AI Agents in Science: A Double-Edged Sword

The rise of large language models (LLMs) in scientific research presents a paradox. On one hand, these AI agents could diminish methodological variety. On the other, they might boost the flexibility researchers have to reach desired conclusions. Two distinct layers emerge: one of design, with its methodological choices, and another of verdicts, where conclusions are drawn.

AI vs. Human: The Methodological Showdown

In a head-to-head with human analysts, AI agents like Codex and Claude Code were tested on immigration and social-policy analyses. Codex matched humans in methodological diversity, while Claude Code outpaced them, offering nearly three times the number of specifications. The chart tells the story: AI's diversity is no less than human efforts but with a twist. The agents' effect estimates were broadly in line with human consensus, yet they didn't exactly replicate any human model.

But let's not rush to crown AI as the ultimate analyst. When a prompt suggested a bias akin to an anti-immigration stance, humans showed a shift in estimates. The AI, however, didn't budge in aggregate estimates or final verdicts, though it reorganized its internal decision-making. Visualize this: while humans veer, AI keeps its course, but it's not without flaws.

The Verdict Layer: Where AI Falters

Here's where things get murky. At the verdict layer, AI's vulnerability emerges. An explicit confirmatory prompt flipped Claude Code's verdicts from 10% to a stark 90% support. Yet, its coefficient distribution remained largely unchanged. This shift occurs through rule omission, not easing. What does this suggest? While AI can rival or exceed human diversity in design, its interpretation remains a weak link, prone to bias through interpretation rather than estimation.

Why should we care? As AI becomes increasingly intertwined with scientific research, its biases could shape conclusions. If an AI can be nudged to change its stance with a simple prompt, what does that mean for scientific integrity?
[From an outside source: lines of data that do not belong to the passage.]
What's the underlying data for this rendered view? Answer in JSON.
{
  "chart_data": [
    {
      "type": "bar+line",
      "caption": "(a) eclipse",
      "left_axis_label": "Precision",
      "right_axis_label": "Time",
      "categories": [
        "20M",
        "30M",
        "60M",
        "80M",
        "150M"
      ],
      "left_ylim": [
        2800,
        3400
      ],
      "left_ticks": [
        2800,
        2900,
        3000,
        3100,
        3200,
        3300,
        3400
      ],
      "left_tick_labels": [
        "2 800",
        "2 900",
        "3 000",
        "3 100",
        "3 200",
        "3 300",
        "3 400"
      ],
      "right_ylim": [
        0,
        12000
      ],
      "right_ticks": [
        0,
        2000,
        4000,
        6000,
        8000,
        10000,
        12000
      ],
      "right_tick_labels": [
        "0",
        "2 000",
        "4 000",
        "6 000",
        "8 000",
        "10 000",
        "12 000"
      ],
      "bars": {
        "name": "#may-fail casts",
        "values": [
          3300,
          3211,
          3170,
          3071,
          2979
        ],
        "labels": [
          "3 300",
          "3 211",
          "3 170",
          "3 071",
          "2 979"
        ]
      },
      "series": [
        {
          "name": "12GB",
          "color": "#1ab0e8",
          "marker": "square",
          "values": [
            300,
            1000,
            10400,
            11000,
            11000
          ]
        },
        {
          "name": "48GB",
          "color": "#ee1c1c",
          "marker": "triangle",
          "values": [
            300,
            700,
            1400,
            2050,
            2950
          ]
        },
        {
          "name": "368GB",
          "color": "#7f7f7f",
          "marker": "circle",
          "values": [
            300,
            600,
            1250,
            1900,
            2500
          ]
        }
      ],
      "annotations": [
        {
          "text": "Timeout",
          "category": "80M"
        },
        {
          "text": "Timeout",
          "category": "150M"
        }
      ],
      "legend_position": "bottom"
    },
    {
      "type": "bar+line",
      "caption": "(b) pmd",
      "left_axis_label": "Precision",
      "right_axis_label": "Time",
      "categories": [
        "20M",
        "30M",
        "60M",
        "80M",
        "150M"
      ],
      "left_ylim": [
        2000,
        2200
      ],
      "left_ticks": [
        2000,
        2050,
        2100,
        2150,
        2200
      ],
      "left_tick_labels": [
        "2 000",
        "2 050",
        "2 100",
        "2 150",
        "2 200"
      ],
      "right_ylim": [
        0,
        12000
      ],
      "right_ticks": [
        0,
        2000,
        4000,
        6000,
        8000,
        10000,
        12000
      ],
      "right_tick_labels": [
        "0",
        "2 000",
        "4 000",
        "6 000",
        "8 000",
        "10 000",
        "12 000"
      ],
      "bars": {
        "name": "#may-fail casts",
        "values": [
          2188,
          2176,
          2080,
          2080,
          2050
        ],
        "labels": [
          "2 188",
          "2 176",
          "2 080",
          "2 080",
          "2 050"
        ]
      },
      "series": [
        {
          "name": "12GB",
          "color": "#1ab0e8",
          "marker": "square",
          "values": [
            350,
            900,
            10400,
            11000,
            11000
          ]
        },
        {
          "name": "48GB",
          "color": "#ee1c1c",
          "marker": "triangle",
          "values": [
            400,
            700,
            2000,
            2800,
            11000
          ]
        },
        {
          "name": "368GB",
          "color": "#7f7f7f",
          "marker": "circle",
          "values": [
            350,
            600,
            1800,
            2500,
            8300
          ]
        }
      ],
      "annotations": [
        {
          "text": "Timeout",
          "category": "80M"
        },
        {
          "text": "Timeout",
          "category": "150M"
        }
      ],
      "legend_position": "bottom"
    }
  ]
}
Numbers in context: it's not just what the AI calculates, but how it interprets those calculations that truly matters.

The Future of Scientific Analysis

The trend is clearer when you see it. AI's potential in research is undeniable, but its flaws can't be ignored. The interpretation layer is where careful oversight is necessary. As AI continues to evolve, will it become a tool that merely mimics human biases, or will it transcend them? One thing's certain: the balance between design and verdict layers will be essential.